The doctor took a sip. “That was last week,” she said. “The bacteria are dead by now.” She poured, and they drank to each other’s health.
“I was hoping to find a gentleman’s outfitters,” Jessop said. “My underwear is in absolute tatters.”
“I don’t think they have that sort of shop here,” Borodin said.
“Then where do they buy their underwear?”
“I rather think they don’t. Some member of the family knits it. In winter they sew themselves into a complete set, head to foot, and coat it with bear fat. They wear it until spring. The Russian winter can be brutal.”
“I can’t imagine you coated in bear fat,” Susan Perry said.
“Heavens, no. I speak of peasants. My English nanny took care of my underwear. Silk, usually… Hullo, what can we do for you?”
A man had stopped at their table. Everything about him was ruined. His hair was tangled, his face was bruised and blackened by dried blood, his clothes were torn and stained. His army tunic lacked sleeves and his breeches had split at the seams. He had no shoes. He was trembling. His left arm hung at his side. In his right hand he held a pistol. He made a hoarse and angry statement.
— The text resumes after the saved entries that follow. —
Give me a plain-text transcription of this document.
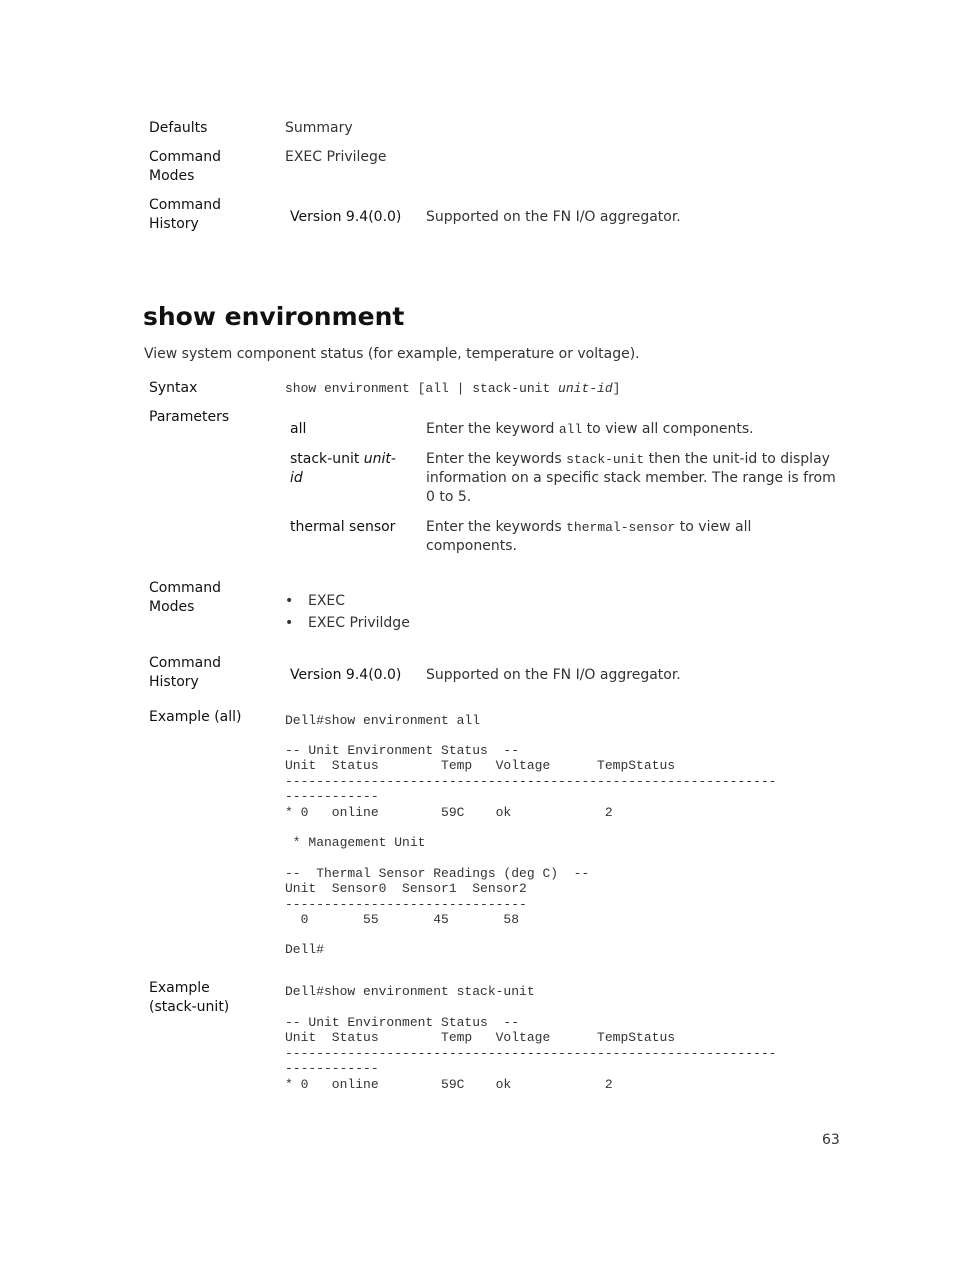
Defaults	Summary
Command
Modes
EXEC Privilege
Command
History	Version 9.4(0.0) Supported on the FN I/O aggregator.
show environment
View system component status (for example, temperature or voltage).
Syntax	show environment [all | stack-unit unit-id]
Parameters
all	Enter the keyword all to view all components.
stack-unit unit-
id
Enter the keywords stack-unit then the unit-id to display information on a specific stack member. The range is from 0 to 5.
thermal sensor Enter the keywords thermal-sensor to view all components.
Command
Modes
•	EXEC
• EXEC Privildge
Command
History	Version 9.4(0.0) Supported on the FN I/O aggregator.
Example (all)	Dell#show environment all
-- Unit Environment Status  --
Unit  Status        Temp   Voltage      TempStatus
---------------------------------------------------------------
------------
* 0   online        59C    ok            2
* Management Unit
--  Thermal Sensor Readings (deg C)  --
Unit  Sensor0  Sensor1  Sensor2
-------------------------------
0       55       45       58
Dell#
Example
(stack-unit)
Dell#show environment stack-unit
-- Unit Environment Status  --
Unit  Status        Temp   Voltage      TempStatus
---------------------------------------------------------------
------------
* 0   online        59C    ok            2
63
“He wants our money, or he will shoot us,” Borodin said. “He was wounded fighting the Reds and now nobody cares, he hasn’t eaten in a week, he says give him money or he fires.” He said a few words in Russian and got a grunt for an answer.
Jessop was suddenly furious. “Listen, you squalid little peasant. I’ve had enough of you ungrateful Russians.” Jessop’s forefinger had been pounding the table. Now he thrust it at the robber. “We came ten thousand miles to risk our lives day in day out so you can live a decent civilized life and Russian rotters like you think you can wave a gun and get what you want. This table isn’t Russia, my friend. This is part of Britain. Put your stupid gun away and clear off.”